Renewable energy is the buzzword used by any company or non-profit organization that wants a big fat grant from the federal government. One of the big categories of renewable energy is solar. Solar sounds nice on paper since it produces energy from the sun and if the sun stops providing energy we will have much larger issues to worry about that electricity. But solar panels can also be unreliable. At night or when there is cloud cover solar panels produce nothing. The atmosphere, by design, also greatly diminishes solar energy before it gets to Earth’s surface. These factors make terrestrial solar panels less than idea for power production. But that doesn’t mean solar energy is nonviable, it merely means solar collectors need to be placed in space:
It’s been the subject of many previous studies and the stuff of sci-fi for decades, but space-based solar power could at last become a reality—and within 25 years, according to a proposal from researchers at the Japan Aerospace Exploration Agency (JAXA). The agency, which leads the world in research on space-based solar power systems, now has a technology road map that suggests a series of ground and orbital demonstrations leading to the development in the 2030s of a 1-gigawatt commercial system—about the same output as a typical nuclear power plant.

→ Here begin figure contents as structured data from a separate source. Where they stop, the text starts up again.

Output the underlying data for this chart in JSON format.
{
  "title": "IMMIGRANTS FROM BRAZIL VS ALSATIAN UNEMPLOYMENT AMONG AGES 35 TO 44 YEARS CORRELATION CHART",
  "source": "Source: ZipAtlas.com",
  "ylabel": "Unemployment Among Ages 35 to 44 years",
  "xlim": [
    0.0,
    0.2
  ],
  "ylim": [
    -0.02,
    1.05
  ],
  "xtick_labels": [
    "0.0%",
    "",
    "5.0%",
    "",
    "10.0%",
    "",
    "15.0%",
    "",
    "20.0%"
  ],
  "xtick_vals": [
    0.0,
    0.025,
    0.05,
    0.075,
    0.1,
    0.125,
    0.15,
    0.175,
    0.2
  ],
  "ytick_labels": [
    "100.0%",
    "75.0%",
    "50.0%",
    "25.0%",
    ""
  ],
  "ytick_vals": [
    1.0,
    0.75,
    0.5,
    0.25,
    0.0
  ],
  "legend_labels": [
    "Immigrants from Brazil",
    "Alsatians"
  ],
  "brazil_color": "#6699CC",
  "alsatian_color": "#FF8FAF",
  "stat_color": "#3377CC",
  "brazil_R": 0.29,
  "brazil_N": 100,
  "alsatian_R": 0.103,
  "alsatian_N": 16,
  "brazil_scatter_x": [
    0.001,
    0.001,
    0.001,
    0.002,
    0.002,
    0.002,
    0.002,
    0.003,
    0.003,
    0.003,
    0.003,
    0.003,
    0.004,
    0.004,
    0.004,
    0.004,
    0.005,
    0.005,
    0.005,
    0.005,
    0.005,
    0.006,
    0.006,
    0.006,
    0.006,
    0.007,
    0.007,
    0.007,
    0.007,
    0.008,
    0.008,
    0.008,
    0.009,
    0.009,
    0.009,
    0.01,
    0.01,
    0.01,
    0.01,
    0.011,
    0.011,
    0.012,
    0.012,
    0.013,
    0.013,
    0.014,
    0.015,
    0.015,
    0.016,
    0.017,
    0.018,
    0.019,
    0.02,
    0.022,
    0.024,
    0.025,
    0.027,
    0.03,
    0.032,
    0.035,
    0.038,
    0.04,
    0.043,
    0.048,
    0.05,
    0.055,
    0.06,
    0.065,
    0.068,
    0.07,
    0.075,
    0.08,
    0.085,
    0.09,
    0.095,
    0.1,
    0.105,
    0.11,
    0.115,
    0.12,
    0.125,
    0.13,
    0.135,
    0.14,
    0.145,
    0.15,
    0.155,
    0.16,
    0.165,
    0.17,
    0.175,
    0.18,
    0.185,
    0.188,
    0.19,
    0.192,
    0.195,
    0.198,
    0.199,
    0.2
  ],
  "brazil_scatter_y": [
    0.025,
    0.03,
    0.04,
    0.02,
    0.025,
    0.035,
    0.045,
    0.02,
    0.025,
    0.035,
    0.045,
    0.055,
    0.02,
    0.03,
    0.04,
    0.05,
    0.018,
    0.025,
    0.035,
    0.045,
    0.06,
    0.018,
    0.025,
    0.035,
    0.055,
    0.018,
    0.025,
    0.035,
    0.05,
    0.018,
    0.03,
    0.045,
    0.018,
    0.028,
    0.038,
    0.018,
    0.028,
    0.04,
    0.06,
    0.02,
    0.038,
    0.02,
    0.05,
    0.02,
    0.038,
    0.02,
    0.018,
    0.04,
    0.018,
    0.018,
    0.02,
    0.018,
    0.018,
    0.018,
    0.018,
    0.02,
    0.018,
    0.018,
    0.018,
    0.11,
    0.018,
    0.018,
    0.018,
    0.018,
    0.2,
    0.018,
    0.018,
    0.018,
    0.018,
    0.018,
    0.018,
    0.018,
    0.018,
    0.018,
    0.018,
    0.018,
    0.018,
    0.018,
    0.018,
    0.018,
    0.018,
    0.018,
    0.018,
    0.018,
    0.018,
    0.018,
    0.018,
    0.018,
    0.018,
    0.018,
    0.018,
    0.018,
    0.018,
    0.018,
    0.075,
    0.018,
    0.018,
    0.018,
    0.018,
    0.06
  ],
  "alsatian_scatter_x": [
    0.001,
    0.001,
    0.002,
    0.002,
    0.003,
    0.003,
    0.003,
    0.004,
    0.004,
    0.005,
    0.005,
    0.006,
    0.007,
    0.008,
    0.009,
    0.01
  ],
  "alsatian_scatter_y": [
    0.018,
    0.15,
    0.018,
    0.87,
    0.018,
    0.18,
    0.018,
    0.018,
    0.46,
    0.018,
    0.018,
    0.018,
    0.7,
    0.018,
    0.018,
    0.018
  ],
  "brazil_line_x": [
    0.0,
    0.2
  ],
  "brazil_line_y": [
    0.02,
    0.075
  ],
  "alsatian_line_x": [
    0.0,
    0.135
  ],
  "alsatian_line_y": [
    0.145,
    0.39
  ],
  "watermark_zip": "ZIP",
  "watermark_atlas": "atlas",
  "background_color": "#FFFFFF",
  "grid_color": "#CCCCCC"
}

This is research into solar energy that actually matters. Unlike the shit research produced here in the United States, research into space-based solar collectors could actually create a viable source of energy for our increasingly energy-hungry society.
Obviously the technology isn’t without danger. If energy is being beamed from orbit the beam will most likely carry a rather high damage potential. But wind farms and terrestrial solar collectors don’t have a flawless safety record either. Anything that generates enough electrical energy to matter is almost certainly going to have some tradeoffs. The only question becomes one of tradeoff. Here in the United States we’ve basically decided that the risk of nuclear meltdown is too great for the amount of power produced. Will we decide that the risk of a point on land being incinerated is low enough for the amount of power produced? I hope so because space-based solar panels will likely be the only renewable energy source that can produced what our species needs.